A massive tax cut was the showpiece of the mini-budget of PM Liz Truss and chancellor of exchequer Kwasi Kwarteng. Reaction was immediate. Markets revolted. The pound crashed. The IMF issued the kind of rap-across-the-knuckles-statement it generally reserves for the Third World. The Bank of England pledged to buy UK government bonds worth 65 billion pounds (73 billion dollars) in a desperate attempt to reassure markets and save pension funds.
The prime minister and the chancellor of exchequer remained unmoved.
Then the Tory party’s dissent broke out into the open. With the annual party conference in session, more than a dozen MPs aired their disconcert in public. The naysayers included several Conservative grandees. Party chairman issued an implicit threat to deny nominations to those who would vote against the mini-budget. But the rebellion could not be staunched. Opinion polls showed that the tax cuts, especially reducing the top rate from 45% to 40%, and removing the cap on bankers’ bonuses were deeply unpopular with the electorate. More than half the voters wanted Liz Truss out.

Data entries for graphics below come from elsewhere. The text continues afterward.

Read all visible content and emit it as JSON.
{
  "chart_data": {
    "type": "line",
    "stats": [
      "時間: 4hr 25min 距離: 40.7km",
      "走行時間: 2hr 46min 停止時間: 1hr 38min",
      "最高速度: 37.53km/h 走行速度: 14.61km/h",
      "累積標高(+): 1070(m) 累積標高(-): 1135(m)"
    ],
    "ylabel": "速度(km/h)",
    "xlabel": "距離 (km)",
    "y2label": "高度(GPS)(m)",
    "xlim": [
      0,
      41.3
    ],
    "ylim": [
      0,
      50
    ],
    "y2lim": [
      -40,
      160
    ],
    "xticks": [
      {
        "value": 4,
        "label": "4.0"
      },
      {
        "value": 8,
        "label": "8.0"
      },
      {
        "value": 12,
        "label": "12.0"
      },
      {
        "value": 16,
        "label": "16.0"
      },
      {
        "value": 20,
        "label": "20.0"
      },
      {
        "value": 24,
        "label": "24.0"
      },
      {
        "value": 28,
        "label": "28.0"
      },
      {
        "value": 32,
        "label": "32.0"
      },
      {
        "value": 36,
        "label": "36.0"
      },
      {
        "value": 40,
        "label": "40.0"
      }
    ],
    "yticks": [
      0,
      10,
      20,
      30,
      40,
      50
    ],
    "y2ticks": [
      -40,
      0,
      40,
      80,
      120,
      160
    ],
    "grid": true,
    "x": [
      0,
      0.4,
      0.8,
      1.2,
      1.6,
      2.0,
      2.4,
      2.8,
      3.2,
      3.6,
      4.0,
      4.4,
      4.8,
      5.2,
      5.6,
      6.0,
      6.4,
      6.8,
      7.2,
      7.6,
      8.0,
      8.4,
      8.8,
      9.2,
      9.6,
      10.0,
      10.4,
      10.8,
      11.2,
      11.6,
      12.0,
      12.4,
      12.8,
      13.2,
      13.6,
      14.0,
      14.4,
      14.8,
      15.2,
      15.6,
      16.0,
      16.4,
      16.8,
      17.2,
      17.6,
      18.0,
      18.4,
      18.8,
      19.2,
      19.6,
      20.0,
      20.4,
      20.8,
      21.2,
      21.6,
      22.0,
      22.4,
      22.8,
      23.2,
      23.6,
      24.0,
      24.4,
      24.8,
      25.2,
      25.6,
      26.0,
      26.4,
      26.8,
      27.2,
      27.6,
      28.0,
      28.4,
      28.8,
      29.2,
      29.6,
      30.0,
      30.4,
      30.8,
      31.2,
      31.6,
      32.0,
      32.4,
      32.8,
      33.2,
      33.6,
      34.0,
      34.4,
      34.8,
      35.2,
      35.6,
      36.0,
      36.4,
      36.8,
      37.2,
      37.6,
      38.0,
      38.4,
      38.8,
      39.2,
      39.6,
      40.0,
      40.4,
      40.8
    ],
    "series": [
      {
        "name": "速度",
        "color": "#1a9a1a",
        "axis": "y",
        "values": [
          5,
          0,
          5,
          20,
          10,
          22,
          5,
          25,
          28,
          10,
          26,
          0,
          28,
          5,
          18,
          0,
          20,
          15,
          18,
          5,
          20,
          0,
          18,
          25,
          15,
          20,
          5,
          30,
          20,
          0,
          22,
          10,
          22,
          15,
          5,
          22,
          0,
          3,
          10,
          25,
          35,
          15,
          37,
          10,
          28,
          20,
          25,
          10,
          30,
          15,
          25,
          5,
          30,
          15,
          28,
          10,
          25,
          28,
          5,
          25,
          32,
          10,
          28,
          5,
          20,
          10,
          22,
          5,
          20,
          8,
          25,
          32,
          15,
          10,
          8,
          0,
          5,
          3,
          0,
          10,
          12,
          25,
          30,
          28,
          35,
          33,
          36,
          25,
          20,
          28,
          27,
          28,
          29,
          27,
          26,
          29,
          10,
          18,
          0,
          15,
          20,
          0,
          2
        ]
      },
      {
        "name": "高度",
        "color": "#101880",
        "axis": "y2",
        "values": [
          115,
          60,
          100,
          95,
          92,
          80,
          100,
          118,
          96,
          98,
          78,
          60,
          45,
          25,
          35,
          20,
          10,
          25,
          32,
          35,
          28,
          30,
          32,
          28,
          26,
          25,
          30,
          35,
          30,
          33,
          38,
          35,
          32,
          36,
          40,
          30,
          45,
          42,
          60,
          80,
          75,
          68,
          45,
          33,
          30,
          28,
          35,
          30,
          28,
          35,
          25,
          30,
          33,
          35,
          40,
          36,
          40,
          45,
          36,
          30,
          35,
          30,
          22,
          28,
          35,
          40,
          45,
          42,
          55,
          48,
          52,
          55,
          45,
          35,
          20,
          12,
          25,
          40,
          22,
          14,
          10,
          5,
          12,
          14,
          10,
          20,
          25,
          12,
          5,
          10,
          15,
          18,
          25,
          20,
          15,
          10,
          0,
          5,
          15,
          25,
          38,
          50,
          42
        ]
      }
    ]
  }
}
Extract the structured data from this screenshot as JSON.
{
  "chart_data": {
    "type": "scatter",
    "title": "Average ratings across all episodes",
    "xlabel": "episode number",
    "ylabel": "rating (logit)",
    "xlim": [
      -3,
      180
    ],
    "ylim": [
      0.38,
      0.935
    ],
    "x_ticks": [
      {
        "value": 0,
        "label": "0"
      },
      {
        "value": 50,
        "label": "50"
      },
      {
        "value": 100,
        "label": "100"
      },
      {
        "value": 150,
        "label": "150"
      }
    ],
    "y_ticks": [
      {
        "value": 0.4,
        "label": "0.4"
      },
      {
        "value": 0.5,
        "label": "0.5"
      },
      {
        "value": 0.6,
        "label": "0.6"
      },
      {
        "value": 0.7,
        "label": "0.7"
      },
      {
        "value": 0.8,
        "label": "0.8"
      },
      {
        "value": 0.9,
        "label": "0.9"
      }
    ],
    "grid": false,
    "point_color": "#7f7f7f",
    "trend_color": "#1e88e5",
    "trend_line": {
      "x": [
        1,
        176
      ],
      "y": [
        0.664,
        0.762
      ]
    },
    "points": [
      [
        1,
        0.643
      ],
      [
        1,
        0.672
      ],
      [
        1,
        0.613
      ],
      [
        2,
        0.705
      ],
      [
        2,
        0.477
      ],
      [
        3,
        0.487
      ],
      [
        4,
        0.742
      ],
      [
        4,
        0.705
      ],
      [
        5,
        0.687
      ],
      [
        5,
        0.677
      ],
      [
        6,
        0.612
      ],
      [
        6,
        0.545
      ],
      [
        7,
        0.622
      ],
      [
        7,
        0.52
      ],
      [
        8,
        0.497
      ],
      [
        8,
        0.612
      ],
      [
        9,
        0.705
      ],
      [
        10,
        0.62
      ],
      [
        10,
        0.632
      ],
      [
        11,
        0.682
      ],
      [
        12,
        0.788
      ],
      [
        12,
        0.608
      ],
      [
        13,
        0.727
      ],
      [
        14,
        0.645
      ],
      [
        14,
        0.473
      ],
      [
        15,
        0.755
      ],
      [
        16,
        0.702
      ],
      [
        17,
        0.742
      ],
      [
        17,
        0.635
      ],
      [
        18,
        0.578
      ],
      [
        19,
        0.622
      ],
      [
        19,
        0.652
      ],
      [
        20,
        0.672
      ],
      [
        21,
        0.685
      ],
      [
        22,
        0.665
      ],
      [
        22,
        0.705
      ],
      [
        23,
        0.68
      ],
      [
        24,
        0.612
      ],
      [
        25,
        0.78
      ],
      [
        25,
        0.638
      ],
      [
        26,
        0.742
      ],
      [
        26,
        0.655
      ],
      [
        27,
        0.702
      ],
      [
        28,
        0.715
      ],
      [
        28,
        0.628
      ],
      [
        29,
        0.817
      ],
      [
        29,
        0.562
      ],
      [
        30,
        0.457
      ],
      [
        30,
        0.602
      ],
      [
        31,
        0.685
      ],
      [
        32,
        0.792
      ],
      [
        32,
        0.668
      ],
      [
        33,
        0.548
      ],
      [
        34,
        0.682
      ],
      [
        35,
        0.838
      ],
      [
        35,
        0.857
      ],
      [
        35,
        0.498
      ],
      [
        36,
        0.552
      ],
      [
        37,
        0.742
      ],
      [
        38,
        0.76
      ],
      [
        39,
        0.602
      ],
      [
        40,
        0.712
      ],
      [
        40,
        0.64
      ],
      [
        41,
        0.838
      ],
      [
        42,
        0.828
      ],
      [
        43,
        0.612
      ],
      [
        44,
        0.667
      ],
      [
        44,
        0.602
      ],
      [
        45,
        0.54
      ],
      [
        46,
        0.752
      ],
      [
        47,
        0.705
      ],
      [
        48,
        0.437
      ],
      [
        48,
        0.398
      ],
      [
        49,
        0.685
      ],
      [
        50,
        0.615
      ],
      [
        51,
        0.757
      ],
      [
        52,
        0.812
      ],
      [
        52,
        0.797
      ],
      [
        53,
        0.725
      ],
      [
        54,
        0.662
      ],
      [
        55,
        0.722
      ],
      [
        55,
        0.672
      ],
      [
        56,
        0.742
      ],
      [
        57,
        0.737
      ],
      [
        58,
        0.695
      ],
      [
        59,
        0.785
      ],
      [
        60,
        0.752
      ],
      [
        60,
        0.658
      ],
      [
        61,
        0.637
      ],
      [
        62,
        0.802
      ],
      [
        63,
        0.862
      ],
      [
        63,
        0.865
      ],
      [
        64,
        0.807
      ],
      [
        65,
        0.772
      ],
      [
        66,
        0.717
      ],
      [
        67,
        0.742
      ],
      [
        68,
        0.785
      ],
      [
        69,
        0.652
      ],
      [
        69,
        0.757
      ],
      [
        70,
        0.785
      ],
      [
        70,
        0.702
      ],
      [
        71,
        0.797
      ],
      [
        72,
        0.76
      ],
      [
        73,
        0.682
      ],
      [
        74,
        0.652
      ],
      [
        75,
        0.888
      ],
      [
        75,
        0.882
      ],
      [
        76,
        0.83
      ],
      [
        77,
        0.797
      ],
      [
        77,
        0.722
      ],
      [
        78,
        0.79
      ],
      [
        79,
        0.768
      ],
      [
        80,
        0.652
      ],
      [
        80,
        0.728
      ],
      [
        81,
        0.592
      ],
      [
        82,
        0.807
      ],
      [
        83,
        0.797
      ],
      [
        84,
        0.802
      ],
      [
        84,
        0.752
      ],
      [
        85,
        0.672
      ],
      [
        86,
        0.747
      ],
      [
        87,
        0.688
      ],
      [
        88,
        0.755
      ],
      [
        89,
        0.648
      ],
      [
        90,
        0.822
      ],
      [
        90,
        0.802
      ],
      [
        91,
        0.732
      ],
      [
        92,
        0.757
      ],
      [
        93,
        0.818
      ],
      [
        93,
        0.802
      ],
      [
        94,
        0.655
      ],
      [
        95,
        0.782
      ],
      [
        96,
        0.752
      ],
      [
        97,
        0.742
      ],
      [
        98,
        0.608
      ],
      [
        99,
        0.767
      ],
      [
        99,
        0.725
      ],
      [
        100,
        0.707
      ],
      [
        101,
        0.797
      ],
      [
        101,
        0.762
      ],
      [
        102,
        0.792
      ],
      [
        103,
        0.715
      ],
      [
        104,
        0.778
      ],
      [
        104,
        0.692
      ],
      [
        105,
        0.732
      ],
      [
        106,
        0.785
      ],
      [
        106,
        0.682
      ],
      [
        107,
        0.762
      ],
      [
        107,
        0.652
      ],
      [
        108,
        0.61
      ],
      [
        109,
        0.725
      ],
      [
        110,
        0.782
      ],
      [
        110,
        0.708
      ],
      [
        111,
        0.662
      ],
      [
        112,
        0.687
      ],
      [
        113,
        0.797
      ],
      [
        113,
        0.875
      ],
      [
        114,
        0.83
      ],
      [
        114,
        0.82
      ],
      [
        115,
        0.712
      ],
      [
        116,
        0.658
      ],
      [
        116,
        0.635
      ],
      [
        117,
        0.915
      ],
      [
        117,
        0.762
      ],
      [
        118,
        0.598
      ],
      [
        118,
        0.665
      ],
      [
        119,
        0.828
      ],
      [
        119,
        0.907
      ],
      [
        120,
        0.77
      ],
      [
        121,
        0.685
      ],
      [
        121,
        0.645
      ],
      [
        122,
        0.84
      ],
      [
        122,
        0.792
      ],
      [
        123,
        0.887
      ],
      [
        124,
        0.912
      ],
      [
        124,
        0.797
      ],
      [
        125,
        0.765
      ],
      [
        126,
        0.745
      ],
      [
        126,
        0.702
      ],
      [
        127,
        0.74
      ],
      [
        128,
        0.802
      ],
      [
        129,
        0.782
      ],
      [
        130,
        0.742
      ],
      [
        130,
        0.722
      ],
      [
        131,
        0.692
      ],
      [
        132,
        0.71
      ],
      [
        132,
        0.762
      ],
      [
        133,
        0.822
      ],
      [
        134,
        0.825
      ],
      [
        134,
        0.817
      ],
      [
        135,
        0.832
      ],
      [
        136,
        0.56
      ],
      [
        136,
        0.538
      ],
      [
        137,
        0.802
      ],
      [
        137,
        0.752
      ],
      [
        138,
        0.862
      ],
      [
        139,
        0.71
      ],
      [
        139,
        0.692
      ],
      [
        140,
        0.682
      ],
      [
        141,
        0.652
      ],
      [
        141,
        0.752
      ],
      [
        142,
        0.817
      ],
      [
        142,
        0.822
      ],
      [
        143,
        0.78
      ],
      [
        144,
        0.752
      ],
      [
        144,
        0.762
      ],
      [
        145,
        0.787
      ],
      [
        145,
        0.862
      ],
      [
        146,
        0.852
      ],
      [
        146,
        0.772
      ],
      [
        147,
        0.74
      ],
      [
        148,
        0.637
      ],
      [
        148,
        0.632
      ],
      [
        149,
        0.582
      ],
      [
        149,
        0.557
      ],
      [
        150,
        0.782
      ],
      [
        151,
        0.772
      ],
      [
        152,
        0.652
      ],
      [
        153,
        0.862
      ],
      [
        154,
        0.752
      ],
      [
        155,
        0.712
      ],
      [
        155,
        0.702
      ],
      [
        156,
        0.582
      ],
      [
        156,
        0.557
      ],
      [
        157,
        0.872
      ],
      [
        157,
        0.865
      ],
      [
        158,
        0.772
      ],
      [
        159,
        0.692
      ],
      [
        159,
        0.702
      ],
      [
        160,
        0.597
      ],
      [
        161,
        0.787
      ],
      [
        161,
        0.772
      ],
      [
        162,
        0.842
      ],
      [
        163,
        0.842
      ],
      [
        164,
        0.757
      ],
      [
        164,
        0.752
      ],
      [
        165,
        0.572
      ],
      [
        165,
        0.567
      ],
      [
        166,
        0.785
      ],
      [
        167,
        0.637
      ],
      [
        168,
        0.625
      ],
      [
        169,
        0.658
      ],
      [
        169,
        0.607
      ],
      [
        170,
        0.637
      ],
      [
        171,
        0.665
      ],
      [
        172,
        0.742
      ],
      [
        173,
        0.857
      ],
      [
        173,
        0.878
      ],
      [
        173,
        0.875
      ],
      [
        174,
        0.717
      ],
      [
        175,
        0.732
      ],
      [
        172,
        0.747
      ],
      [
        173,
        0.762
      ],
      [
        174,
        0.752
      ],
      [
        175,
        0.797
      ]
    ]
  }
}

Faced with the prospect of losing a parliamentary vote on the mini-budget and a general election, PM Truss backtracked. “We get it, we have listened,” said the chancellor of exchequer who had reportedly celebrated the tax cut at a champagne dinner with financiers. The worst was averted by throwing the most objectionable overboard – the slashing of the top tax rate. Democracy, and the dissent it enabled, saved the day.
Compare this with what didn’t happen in Sri Lanka when the Rajapaksas unveiled their own crazy tax cut. The objectors were few, the UNP and the JVP, some voices from civil society, international rating agencies. But from the ruling coalition, there was not a word of protest. Those who are now busy painting themselves in saviour-hues, from Dullas Alahapperuma, G.L. Peiris, and Charitha Herath to Wimal Weerawansa, Udaya Gammanpila, and Maithripala Sirisena, were as silent as the dead.
Tory MP Damian Green said, “It’s a political no brainer that if we end up painting ourselves as the party of the rich and the party of the already successful, then, funnily enough, most people won’t vote for us and we lose,” (The Guardian – 3.10.2022). In Sri Lanka, the SLPP said nothing about the Rajapaksa-giveaway to the rich, because the Rajapaksas were the party of the Sinhala-Buddhists. The majority safely tethered with minority-phobia, the coming parliamentary election was as good as won.
The Rajapaksas could get away with manifestly disastrous policies for so long because they could count on the backing of a majority of the majority. Another key contributory factor was the absence of inner-party democracy, an autocratic plague common to all Lankan parties. There was also the bureaucracy’s entrenched habit of going along with politicians up to the precipice and beyond. In the absence of the necessary human factor, institutional guardrails became reduced to stage props.
A sovereign default and two popular uprisings later, very little seemed to have changed. The factors that pushed us down the precipice are impeding our puny efforts to crawl out of it, starting with the Rajapaksas and the SLPP.